> -----Original Message-----
> From: Stefano Mazzocchi [mailto:stefano@apache.org]
> Sent: Monday, October 27, 2003 6:06 AM
> To: James Developers List
> Cc: dev@cocoon.apache.org; forrest-dev@xml.apache.org; lenya-
> dev@cocoon.apache.org
>
>
> On Sunday, Oct 26, 2003, at 23:33 Europe/Rome, Noel J. Bergman wrote:
>
> >> He's not questioning whether it's encrypted. His point is, doco sends
> >> an email to an address, and you respond. It gives very little
> >> control,
> >> even if there is a compromise.
> >
> > AIUI, the proposed solution would allow "anyone" to edit content, and
> > contribute it as a "patch". Content could include defacements,
> > changes to
> > .htaccess, and CGI scripts.
>
> nah, dude, look: doco has a very precise editing access point. You can
> *ONLY* modify xml content.

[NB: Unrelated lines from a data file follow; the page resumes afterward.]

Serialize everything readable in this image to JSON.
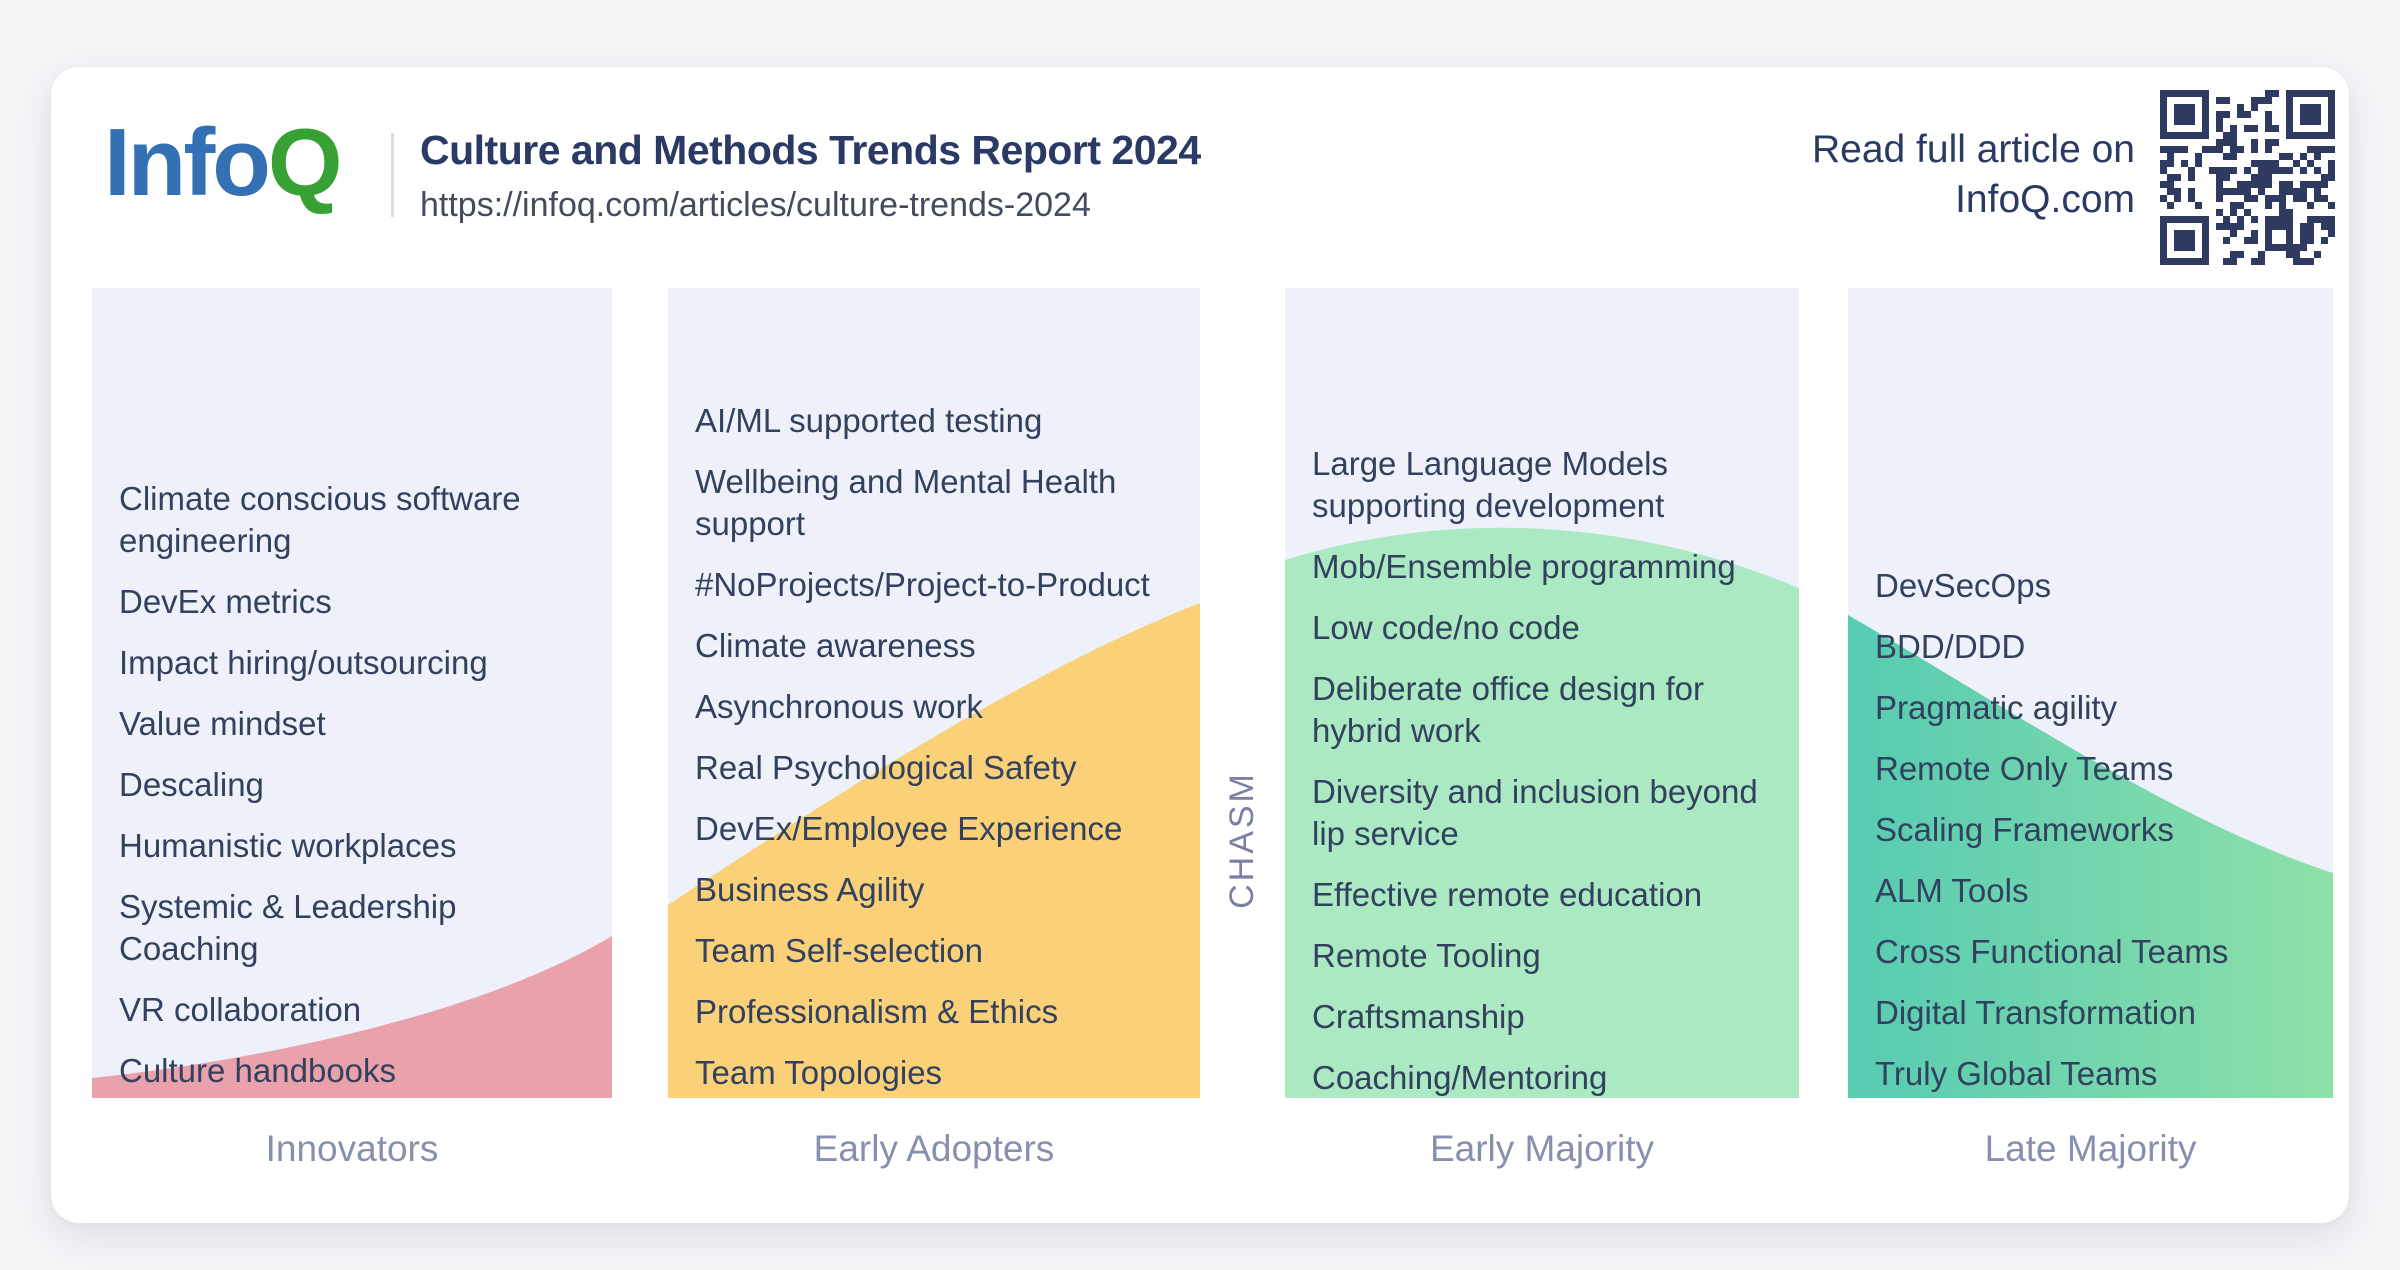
{
  "colors": {
    "page_bg": "#f4f5f7",
    "card": "#ffffff",
    "column_bg": "#eef1fa",
    "innovators": "#e9a1ab",
    "early_adopters": "#fad178",
    "early_majority": "#abe9c3",
    "late_majority_start": "#57cbb2",
    "late_majority_end": "#8ee0a8",
    "item_text": "#32415e",
    "title": "#2b3a64",
    "url": "#444b5d",
    "label": "#8690ae",
    "chasm": "#7a80a2",
    "logo_blue": "#3470b4",
    "logo_green": "#38a136",
    "divider": "#d9dce5",
    "qr": "#2e3a60"
  },
  "header": {
    "logo_info": "Info",
    "logo_q": "Q",
    "title": "Culture and Methods Trends Report 2024",
    "url": "https://infoq.com/articles/culture-trends-2024",
    "read_full_line1": "Read full article on",
    "read_full_line2": "InfoQ.com"
  },
  "chasm_label": "CHASM",
  "columns": [
    {
      "label": "Innovators",
      "items": [
        "Climate conscious software engineering",
        "DevEx metrics",
        "Impact hiring/outsourcing",
        "Value mindset",
        "Descaling",
        "Humanistic workplaces",
        "Systemic & Leadership Coaching",
        "VR collaboration",
        "Culture handbooks"
      ]
    },
    {
      "label": "Early Adopters",
      "items": [
        "AI/ML supported testing",
        "Wellbeing and Mental Health support",
        "#NoProjects/Project-to-Product",
        "Climate awareness",
        "Asynchronous work",
        "Real Psychological Safety",
        "DevEx/Employee Experience",
        "Business Agility",
        "Team Self-selection",
        "Professionalism & Ethics",
        "Team Topologies"
      ]
    },
    {
      "label": "Early Majority",
      "items": [
        "Large Language Models supporting development",
        "Mob/Ensemble programming",
        "Low code/no code",
        "Deliberate office design for hybrid work",
        "Diversity and inclusion beyond lip service",
        "Effective remote education",
        "Remote Tooling",
        "Craftsmanship",
        "Coaching/Mentoring"
      ]
    },
    {
      "label": "Late Majority",
      "items": [
        "DevSecOps",
        "BDD/DDD",
        "Pragmatic agility",
        "Remote Only Teams",
        "Scaling Frameworks",
        "ALM Tools",
        "Cross Functional Teams",
        "Digital Transformation",
        "Truly Global Teams"
      ]
    }
  ]
}
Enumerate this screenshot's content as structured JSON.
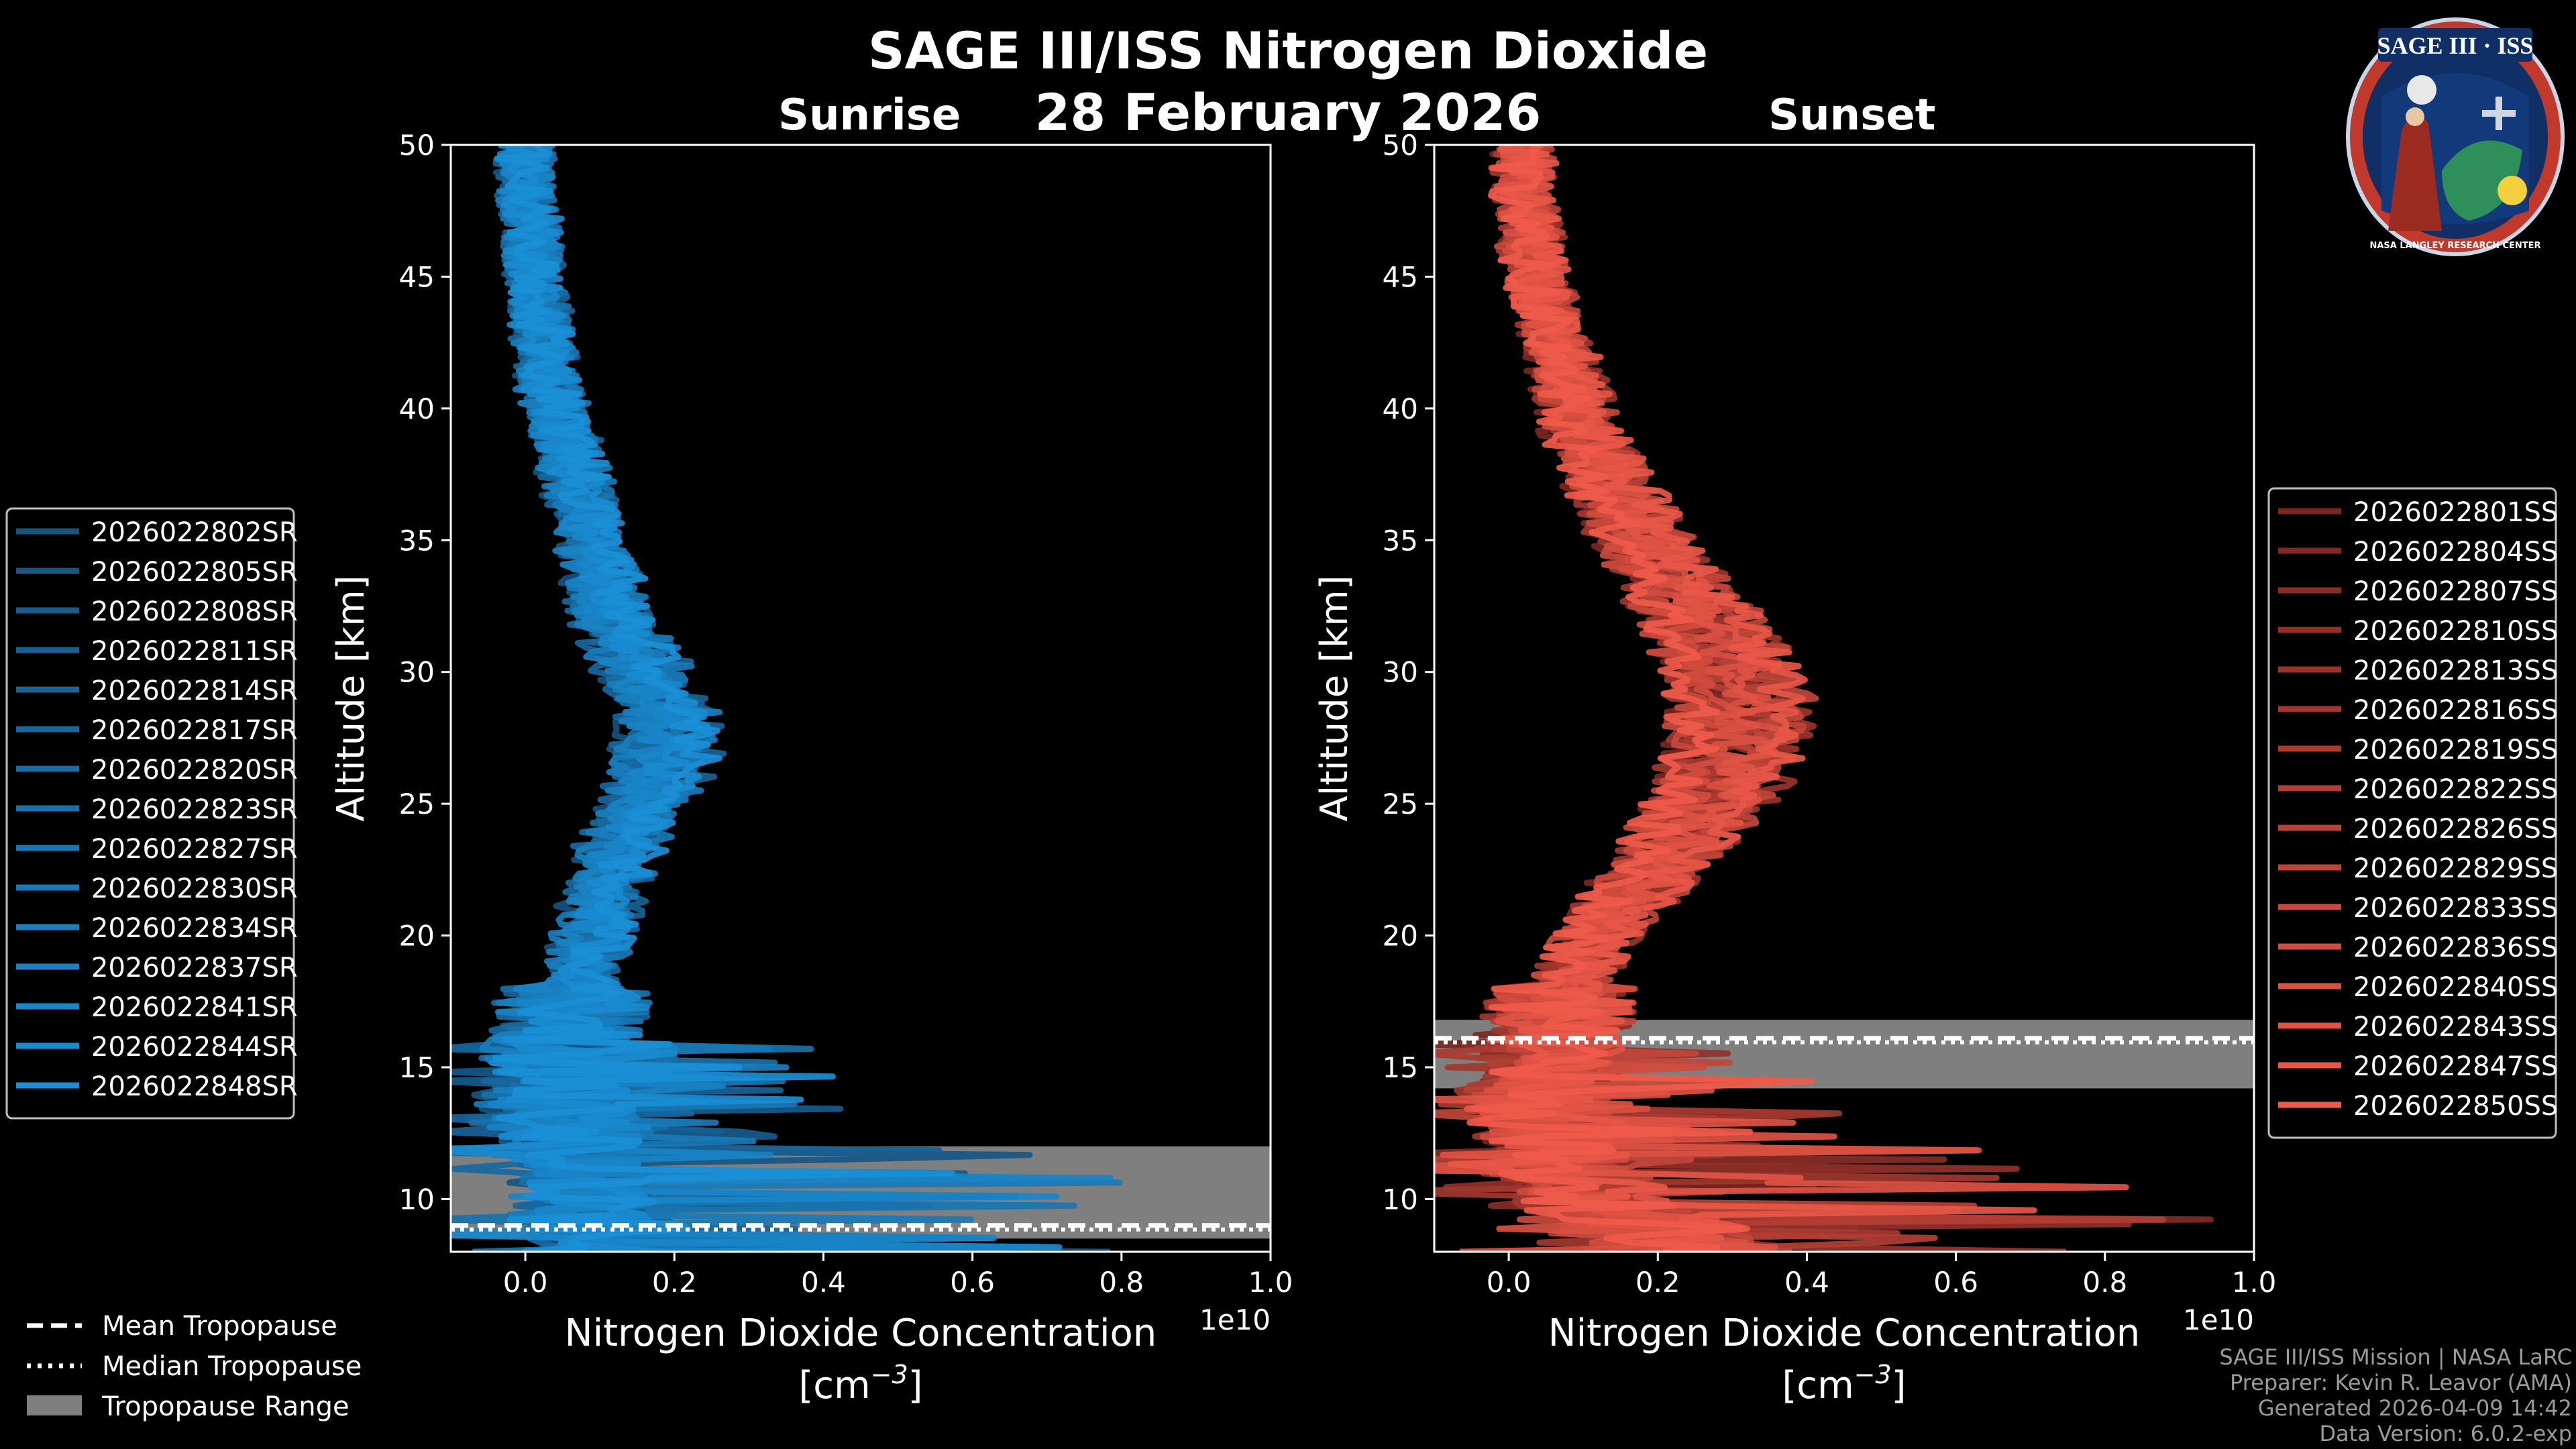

So, changes to .htaccess, CGI scripts,
> servlet upload, sql injection, cross-site-scripting, and you next
> favorite attack will NOT work because the system prevents it by design
> [not saying it cannot happen, but if it does it's a bug, not a faulty
> design]
FWIW, I agree. Perhaps the submit goes to a well-formedness check (or even
better?, schema/dtd validation). If it fails, it doesn't even enter the
approval process. Perhaps a notification email is sent describing that an
invalid submittal was sent. The user is returned an error page saying the
post was rejected, in case it was just a mistake.
On another note, can images/PDFs/other-binaries be uploaded?